Single-cell RNA sequencing. 10x Genomics chromium platform (68) was used to capture isolated AMP cells, and all steps were performed according to the manufacturer’s instructions. The Chromium Single Cell 3′ Library & Gel Bead Kit v3 was used. Libraries were sequenced on an Illumina NextSeq 550 sequencer. Reads were pre-processed with cellranger count (v7.2.0) (10x Genomics). Cells were retained for subsequent analysis if they expressed at least 500 genes, had fewer than 5% of reads mapping to mitochondrial genes, and had more than 5% of reads mapping to ribosomal genes. These cells were then normalized and integrated using Seurat (v4.2.1) (43). Integrated UMAP visualizations of cells and marker genes for the 7 populations were also obtained with Seurat. Cells classified as the AMP populations were extracted, and their normalized expression matrix was used to obtain the first 2 component values for each cell with the PCA implemented in the scikit-learn package (69). The first 2 components were then fed to UMAP (70) with key parameters: n = 100, init = “pca,” metric = “euclidean,” min_dist = 0.0, n_epochs = 1,000, random_state = 123. The AMP UMAP results were clustered using HDBSCAN (v0.8.33) (71) with key parameters: min_samples = 1,000, min_cluster_size = 100. Marker genes within the AMP cells among clusters (cells from both conditions were used) were identified using a 2-sided Wilcoxon’s rank-sum test implemented in the Scipy package (v1.11.3) (scipy.stats.ranksums) (72), with criteria of P < 1 × 10^–10, absolute fold change ≥2, and expression in more than 20% of cells in one cluster. We reduced the gene-by-cell matrix to 600 columns by averaging groups of columns, enhancing computational efficiency and clarity for heatmap visualization.

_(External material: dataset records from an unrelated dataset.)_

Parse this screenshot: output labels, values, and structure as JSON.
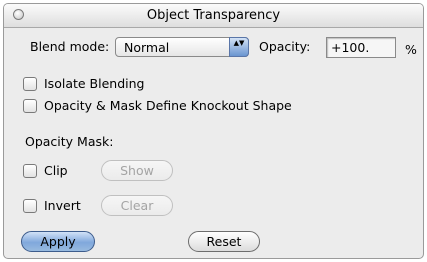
{
  "window": {
    "title": "Object Transparency"
  },
  "blend": {
    "label": "Blend mode:",
    "value": "Normal",
    "arrows": "▲▼"
  },
  "opacity": {
    "label": "Opacity:",
    "value": "+100.",
    "unit": "%"
  },
  "options": {
    "isolate": {
      "label": "Isolate Blending",
      "checked": false
    },
    "knockout": {
      "label": "Opacity & Mask Define Knockout Shape",
      "checked": false
    }
  },
  "mask": {
    "heading": "Opacity Mask:",
    "clip": {
      "label": "Clip",
      "checked": false
    },
    "show_label": "Show",
    "invert": {
      "label": "Invert",
      "checked": false
    },
    "clear_label": "Clear"
  },
  "buttons": {
    "apply_label": "Apply",
    "reset_label": "Reset"
  },
  "colors": {
    "default_button": "#80a8dc",
    "window_bg": "#ececec"
  }
}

Statistics. Data were analyzed using GraphPad Prism. Results are expressed as mean ± SEM. Data from multiple groups were analyzed using 1-way ANOVA followed by Tukey’s post hoc test where appropriate. Comparisons between 2 groups were performed using a 2-tailed unpaired Student’s t test. The differences in survival times of mice were analyzed with the Kaplan-Meier method and log-rank test. P less than 0.05 was considered statistically significant.

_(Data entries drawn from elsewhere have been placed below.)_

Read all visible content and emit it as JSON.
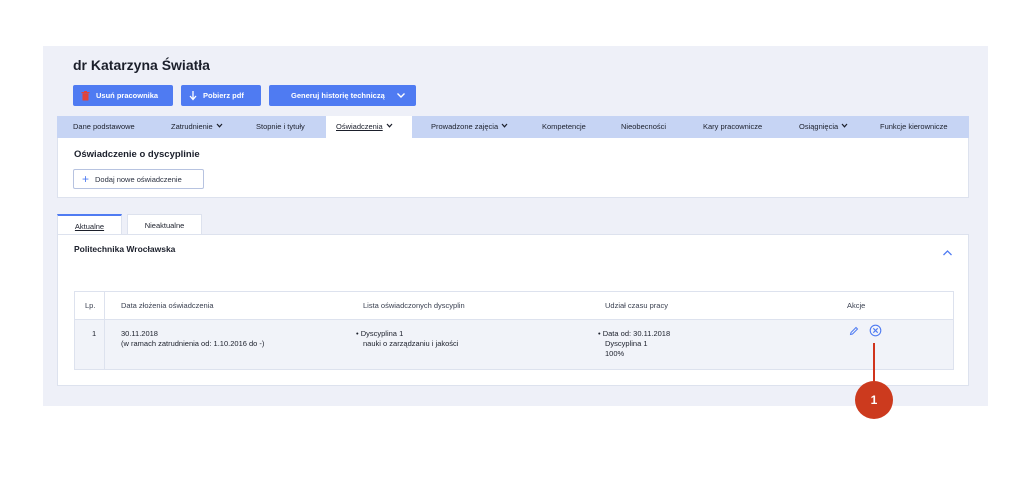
{
  "header": {
    "title": "dr Katarzyna Światła"
  },
  "actions": {
    "delete_label": "Usuń pracownika",
    "pdf_label": "Pobierz pdf",
    "generate_label": "Generuj historię techniczą"
  },
  "tabs": [
    {
      "label": "Dane podstawowe"
    },
    {
      "label": "Zatrudnienie"
    },
    {
      "label": "Stopnie i tytuły"
    },
    {
      "label": "Oświadczenia"
    },
    {
      "label": "Prowadzone zajęcia"
    },
    {
      "label": "Kompetencje"
    },
    {
      "label": "Nieobecności"
    },
    {
      "label": "Kary pracownicze"
    },
    {
      "label": "Osiągnięcia"
    },
    {
      "label": "Funkcje kierownicze"
    }
  ],
  "discipline": {
    "title": "Oświadczenie o dyscyplinie",
    "add_label": "Dodaj nowe oświadczenie"
  },
  "subtabs": {
    "current": "Aktualne",
    "inactive": "Nieaktualne"
  },
  "section": {
    "university": "Politechnika Wrocławska"
  },
  "table": {
    "headers": [
      "Lp.",
      "Data złożenia oświadczenia",
      "Lista oświadczonych dyscyplin",
      "Udział czasu pracy",
      "Akcje"
    ],
    "rows": [
      {
        "lp": "1",
        "date": "30.11.2018",
        "employment": "(w ramach zatrudnienia od: 1.10.2016 do -)",
        "discipline_name": "Dyscyplina 1",
        "discipline_field": "nauki o zarządzaniu i jakości",
        "work_date": "Data od: 30.11.2018",
        "work_discipline": "Dyscyplina 1",
        "work_percent": "100%"
      }
    ]
  },
  "callout": {
    "number": "1"
  },
  "colors": {
    "accent": "#4f7bf2",
    "tabbar": "#c6d4f4",
    "callout": "#cc3a1e"
  }
}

Study approval. Animal care and use were approved by the National Human Genome Research Institute Animal Care and Use Committee, and all the performed procedures followed relevant NIH guidelines and regulations.

Data availability. RNA-Seq, ChIC-Seq, and scRNA-Seq data were deposited in the NCBI’s Gene Expression Omnibus (GEO) database with accession number GSE285824. Values for all data points in figures are reported in the Supporting Data Values file. This paper does not report original code. Data analysis was conducted using published software packages as detailed and referenced in Methods.